Sample Level 4 Daily Menu: Breakfast — pumpkin millet purée with steamed egg custard and thickened milk. Lunch — smooth congee with smooth beef-and-egg purée, spinach purée, and tomato-potato bisque. Dinner — sweet potato purée with steamed fish purée, pumpkin purée, and chicken-corn velouté. Bedtime — thickened nutritional milk drink. Daily total: ~1920 kcal, 100 g protein.
Nutritional Fortification Strategies: Protein fortification options include adding protein powder, replacing water with milk when cooking congee, and adding skimmed milk powder.

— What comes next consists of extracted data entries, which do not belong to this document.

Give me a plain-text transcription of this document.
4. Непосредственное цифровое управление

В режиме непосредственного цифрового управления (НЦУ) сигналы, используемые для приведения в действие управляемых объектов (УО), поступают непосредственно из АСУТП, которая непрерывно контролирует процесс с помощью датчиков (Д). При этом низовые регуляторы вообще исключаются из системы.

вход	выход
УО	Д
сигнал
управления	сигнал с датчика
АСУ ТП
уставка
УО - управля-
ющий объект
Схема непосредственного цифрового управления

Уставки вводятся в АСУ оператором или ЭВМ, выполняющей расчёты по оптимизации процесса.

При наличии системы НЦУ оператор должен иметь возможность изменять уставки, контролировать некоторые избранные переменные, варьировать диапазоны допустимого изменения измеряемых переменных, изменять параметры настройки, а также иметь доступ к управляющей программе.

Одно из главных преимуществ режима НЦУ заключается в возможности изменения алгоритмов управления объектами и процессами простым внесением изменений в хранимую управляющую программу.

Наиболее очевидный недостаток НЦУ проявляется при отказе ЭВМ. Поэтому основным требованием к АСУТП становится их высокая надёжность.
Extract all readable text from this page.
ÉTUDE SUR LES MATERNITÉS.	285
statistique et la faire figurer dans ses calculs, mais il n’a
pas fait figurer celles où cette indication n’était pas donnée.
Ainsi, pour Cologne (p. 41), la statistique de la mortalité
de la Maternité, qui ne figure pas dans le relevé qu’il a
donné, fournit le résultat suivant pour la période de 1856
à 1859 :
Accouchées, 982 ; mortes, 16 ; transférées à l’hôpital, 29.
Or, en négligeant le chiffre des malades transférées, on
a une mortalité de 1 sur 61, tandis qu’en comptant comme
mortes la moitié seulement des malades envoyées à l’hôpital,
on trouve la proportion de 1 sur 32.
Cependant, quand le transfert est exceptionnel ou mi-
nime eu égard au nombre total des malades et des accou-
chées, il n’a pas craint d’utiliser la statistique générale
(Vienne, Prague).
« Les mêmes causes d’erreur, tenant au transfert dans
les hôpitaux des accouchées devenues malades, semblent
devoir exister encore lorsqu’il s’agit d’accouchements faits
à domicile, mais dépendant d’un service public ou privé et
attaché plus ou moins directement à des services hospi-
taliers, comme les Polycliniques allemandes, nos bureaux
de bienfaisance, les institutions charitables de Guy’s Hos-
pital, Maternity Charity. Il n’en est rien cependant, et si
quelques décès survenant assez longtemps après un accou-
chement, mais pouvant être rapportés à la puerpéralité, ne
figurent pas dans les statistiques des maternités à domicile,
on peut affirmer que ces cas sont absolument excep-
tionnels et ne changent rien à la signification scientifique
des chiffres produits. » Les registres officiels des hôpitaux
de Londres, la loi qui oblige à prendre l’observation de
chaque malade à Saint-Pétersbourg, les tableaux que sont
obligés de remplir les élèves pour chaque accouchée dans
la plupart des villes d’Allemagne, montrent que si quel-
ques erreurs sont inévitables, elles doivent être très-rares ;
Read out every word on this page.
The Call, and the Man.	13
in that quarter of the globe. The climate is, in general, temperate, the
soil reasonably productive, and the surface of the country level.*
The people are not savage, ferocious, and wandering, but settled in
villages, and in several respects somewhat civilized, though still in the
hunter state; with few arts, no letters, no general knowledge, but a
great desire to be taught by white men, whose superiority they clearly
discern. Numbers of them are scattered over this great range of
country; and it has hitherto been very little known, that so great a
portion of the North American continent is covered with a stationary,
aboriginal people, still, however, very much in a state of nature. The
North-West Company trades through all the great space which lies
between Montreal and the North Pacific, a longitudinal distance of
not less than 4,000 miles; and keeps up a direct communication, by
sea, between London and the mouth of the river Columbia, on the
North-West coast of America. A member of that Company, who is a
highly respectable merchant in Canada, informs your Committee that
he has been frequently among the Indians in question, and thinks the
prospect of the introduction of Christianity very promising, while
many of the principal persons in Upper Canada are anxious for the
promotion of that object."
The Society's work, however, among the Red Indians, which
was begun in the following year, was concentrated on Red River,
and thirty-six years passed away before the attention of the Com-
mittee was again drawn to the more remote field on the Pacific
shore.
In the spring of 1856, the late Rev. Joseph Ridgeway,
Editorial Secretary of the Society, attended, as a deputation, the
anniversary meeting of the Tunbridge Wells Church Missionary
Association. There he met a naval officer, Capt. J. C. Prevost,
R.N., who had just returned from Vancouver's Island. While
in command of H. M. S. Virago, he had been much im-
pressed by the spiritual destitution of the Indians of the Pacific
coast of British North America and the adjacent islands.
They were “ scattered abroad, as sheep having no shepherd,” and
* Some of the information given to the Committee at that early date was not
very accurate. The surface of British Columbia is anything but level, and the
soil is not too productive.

Seasonal Adjustments: Spring leans on fresh vegetables like spinach and pea sprouts; summer favours cooling ingredients like winter melon and tomato with more soup-based dishes; autumn uses pumpkin and taro; winter increases the proportion of stewed soups and warm purées.
Dietitians recommend that family caregivers bring patients back for follow-up every 1 to 3 months — for weight monitoring, blood work, speech-therapy reassessment, and meal-plan review.